Le parole hanno un potere sconfinato, a partire da quello di orientare la nostra visione del mondo. Le parole soprattutto non sono mai “innocenti” dal momento che definiscono noi e gli altri, esprimono idee e (pre)concetti, giudicano e perfino feriscono. Ecco perché, soprattutto nell’epoca dei social network, è fondamentale sceglierle con cura, acquistando la consapevolezza dei loro significati. Nell’ambito di un’articolata riflessione sui caratteri della comunicazione di oggi, la sociolinguista Vera Gheno (n. 1975) mette in evidenza come sia necessario collocare parole ed espressioni entro il contesto in cui esse sono usate: non certo per giustificare il turpiloquio o modi di dire disturbanti, ma per comprendere meglio l’orizzonte culturale e le reali motivazioni sottese al nostro modo di esprimerci

Vera Gheno.
La sociolinguista Vera Gheno.

C’è un settore della lingua molto ricco e interessante da studiare che è quello delle parole che feriscono. […] Quelle più semplici, sia da individuare che da evitare, sono quelle esplicitamente offensive: insulti, epiteti, termini volgari, bestemmie. Sono così evidenti che possono essere facilmente “flaggate”1 in rete da filtri che ne impediranno la pubblicazione, ma anche in questo caso apparentemente lampante possono succedere incidenti: potrebbe capitare che un omosessuale che usa scherzosamente il termine “frocio” per autodefinirsi venga bloccato da Facebook per “hate speech”,2 perché il sistema, o chi controlla, non è in grado di comprendere l’uso ironico del termine. Insomma, dobbiamo considerare anche il settore delle parole che sarebbero offensive, ma che se usate in un certo modo possono anche non esserlo: nigger, se usato da un’azienda nel nome di uno smalto di colore nero (Thick as a nigger, per l’esattezza), risulta estremamente offensivo; se impiegato da una persona di colore, ad esempio un rapper, diventa invece una rivendicazione di orgoglio razziale. Insomma, non conta solo il contesto, ma anche l’atteggiamento.
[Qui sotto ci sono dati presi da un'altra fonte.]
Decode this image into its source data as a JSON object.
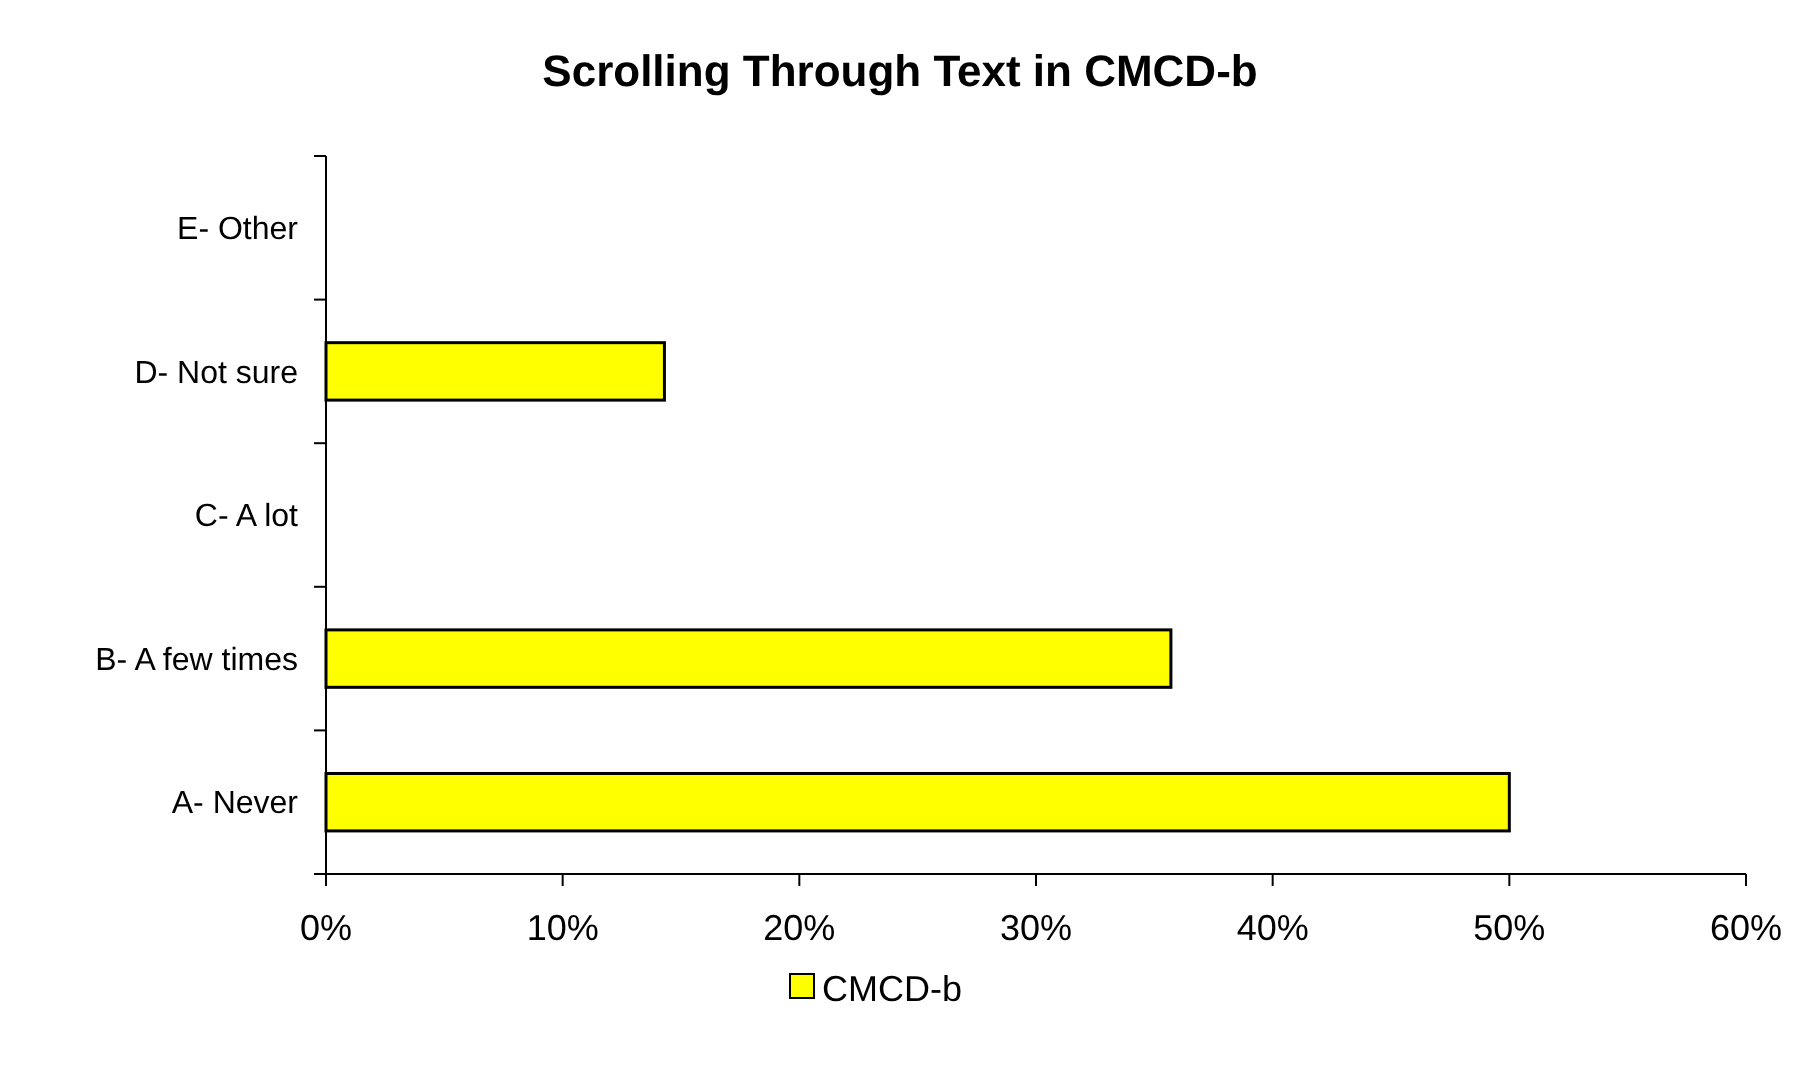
{
  "chart_data": {
    "type": "bar",
    "orientation": "horizontal",
    "title": "Scrolling Through Text in CMCD-b",
    "categories": [
      "E- Other",
      "D- Not sure",
      "C- A lot",
      "B- A few times",
      "A- Never"
    ],
    "series": [
      {
        "name": "CMCD-b",
        "color": "#ffff00",
        "values": [
          0,
          14.3,
          0,
          35.7,
          50
        ]
      }
    ],
    "xlim": [
      0,
      60
    ],
    "xticks": [
      {
        "value": 0,
        "label": "0%"
      },
      {
        "value": 10,
        "label": "10%"
      },
      {
        "value": 20,
        "label": "20%"
      },
      {
        "value": 30,
        "label": "30%"
      },
      {
        "value": 40,
        "label": "40%"
      },
      {
        "value": 50,
        "label": "50%"
      },
      {
        "value": 60,
        "label": "60%"
      }
    ],
    "grid": false,
    "legend": "bottom"
  }
}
1 “flaggate”: contrassegnate con un flag, ovvero con un segno di spunta.
2 “hate speech”: in inglese, espressione di odio, rivolta tramite mezzi di comunicazione, contro individui o intere fasce di popolazione (immigrati, omosessuali, fedeli di altre religioni, disabili ecc.).

Non si possono avere certezze che una parola apparentemente offensiva sia usata per offendere, ma nemmeno che una parola non offensiva non venga usata per offendere. Questo è in parte il limite del cosiddetto “politicamente corretto”: si pensa che la scelta di una parola non offensiva possa persino neutralizzare un’attitudine negativa. Ma non è che un razzista diventi meno razzista se usa “afroamericano” invece di “negro”, anche se è vero che l’uso delle parole più corrette può contribuire a modificare, seppur lentamente, l’opinione pubblica.
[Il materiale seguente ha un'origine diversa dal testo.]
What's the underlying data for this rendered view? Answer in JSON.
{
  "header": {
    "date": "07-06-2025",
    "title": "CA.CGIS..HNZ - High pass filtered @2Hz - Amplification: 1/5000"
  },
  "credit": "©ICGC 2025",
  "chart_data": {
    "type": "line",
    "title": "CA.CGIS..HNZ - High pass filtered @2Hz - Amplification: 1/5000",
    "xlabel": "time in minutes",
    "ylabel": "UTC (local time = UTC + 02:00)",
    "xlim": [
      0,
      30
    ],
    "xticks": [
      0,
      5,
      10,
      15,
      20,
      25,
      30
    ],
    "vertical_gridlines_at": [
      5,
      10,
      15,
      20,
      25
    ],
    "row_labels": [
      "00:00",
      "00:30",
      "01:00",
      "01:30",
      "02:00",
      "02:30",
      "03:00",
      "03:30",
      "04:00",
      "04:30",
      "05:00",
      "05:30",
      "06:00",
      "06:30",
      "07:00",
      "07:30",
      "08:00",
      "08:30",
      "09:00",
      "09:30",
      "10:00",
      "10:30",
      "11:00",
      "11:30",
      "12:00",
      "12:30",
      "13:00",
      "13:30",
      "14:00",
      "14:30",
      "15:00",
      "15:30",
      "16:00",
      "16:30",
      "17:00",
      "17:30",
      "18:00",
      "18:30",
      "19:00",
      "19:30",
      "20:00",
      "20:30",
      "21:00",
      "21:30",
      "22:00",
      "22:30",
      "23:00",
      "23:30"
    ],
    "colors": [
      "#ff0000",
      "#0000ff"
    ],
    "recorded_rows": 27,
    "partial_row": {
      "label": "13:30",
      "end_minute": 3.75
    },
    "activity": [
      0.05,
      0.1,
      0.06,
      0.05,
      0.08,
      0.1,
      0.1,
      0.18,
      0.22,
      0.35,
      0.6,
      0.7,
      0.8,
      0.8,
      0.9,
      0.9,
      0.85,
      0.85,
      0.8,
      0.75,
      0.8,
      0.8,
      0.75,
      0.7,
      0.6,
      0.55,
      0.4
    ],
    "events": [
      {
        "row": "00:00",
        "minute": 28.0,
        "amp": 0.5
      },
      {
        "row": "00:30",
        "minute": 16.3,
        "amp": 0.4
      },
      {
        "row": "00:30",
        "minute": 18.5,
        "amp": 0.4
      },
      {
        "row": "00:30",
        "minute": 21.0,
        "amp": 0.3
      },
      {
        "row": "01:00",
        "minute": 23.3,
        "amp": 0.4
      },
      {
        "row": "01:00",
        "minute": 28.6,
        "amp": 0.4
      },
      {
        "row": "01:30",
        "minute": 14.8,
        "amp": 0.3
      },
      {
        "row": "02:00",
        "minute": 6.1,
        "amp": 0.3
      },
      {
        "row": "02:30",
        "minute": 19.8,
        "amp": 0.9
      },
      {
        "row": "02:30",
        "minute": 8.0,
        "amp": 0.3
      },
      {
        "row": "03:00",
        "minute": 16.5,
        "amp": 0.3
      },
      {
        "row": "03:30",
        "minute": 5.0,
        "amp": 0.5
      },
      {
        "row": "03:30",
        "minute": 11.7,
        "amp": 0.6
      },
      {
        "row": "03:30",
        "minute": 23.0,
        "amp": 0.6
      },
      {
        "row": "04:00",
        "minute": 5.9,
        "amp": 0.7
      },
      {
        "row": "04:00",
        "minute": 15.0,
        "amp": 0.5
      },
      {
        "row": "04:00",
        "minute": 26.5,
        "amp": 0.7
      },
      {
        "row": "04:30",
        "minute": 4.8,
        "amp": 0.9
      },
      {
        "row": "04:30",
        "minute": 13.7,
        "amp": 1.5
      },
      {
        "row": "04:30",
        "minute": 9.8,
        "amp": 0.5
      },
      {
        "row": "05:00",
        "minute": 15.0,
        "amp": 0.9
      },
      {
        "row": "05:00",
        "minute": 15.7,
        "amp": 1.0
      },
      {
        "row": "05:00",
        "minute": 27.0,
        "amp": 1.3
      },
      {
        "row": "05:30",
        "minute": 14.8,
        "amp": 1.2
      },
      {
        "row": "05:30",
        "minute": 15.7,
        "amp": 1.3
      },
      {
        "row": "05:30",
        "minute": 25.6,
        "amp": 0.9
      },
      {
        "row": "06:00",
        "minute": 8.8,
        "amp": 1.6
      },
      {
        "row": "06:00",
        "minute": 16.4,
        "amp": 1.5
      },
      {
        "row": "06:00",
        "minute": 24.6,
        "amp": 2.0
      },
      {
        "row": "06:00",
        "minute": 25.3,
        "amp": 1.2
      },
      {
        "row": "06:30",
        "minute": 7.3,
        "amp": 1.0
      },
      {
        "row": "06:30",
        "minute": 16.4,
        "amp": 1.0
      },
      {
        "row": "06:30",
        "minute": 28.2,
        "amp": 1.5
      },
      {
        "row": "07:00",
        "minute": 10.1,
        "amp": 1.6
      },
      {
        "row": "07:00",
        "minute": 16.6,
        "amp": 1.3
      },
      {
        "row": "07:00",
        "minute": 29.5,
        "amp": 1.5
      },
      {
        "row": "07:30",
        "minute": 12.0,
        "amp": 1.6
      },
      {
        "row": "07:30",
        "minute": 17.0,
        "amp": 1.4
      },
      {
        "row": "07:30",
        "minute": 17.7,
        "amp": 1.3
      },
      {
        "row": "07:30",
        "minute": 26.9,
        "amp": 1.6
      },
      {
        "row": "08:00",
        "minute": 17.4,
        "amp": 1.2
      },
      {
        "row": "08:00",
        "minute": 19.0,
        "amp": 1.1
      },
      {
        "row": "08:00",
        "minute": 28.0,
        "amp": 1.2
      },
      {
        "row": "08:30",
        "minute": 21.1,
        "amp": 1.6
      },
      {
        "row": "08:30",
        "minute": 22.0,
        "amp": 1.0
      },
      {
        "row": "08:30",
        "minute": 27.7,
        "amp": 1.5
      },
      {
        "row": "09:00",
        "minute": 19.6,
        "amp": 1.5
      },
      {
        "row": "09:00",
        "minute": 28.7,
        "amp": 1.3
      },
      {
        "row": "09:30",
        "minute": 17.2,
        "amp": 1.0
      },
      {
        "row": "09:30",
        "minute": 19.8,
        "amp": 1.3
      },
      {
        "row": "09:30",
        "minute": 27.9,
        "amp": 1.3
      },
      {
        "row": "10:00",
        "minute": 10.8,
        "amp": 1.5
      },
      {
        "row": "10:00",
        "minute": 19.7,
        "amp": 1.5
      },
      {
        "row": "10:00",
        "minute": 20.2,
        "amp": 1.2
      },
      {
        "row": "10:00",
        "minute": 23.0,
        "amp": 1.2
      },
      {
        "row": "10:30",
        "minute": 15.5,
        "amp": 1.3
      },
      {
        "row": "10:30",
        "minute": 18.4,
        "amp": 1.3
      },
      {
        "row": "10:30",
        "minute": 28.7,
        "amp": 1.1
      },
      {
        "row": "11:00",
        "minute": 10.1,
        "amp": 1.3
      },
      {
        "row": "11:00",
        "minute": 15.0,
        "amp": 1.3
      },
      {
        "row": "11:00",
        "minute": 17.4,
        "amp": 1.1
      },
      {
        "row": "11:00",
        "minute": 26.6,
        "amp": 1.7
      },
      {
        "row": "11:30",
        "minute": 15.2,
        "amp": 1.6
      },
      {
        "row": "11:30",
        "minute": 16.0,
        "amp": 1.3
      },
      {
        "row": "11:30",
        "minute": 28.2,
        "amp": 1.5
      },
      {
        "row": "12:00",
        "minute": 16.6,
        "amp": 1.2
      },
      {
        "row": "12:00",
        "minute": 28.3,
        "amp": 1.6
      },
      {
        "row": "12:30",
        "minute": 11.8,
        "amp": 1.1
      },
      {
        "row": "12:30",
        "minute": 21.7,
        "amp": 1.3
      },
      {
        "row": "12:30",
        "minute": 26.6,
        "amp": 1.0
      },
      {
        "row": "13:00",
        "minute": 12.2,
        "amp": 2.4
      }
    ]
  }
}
Un collage moderno composto da elementi astratti e figurativi. A sinistra, una bocca aperta in bianco e nero, ritagliata in una forma irregolare, domina la scena. Lo sfondo è diviso in tre sezioni principali: una in tonalità beige; una in tonalità beige con una texture che ricorda la tela e una in blu acceso. Una linea irregolare e frammentata di colore nero attraversa diagonalmente la parte inferiore dell'immagine, creando un contrasto visivo. L'insieme trasmette un senso di espressività e dinamismo.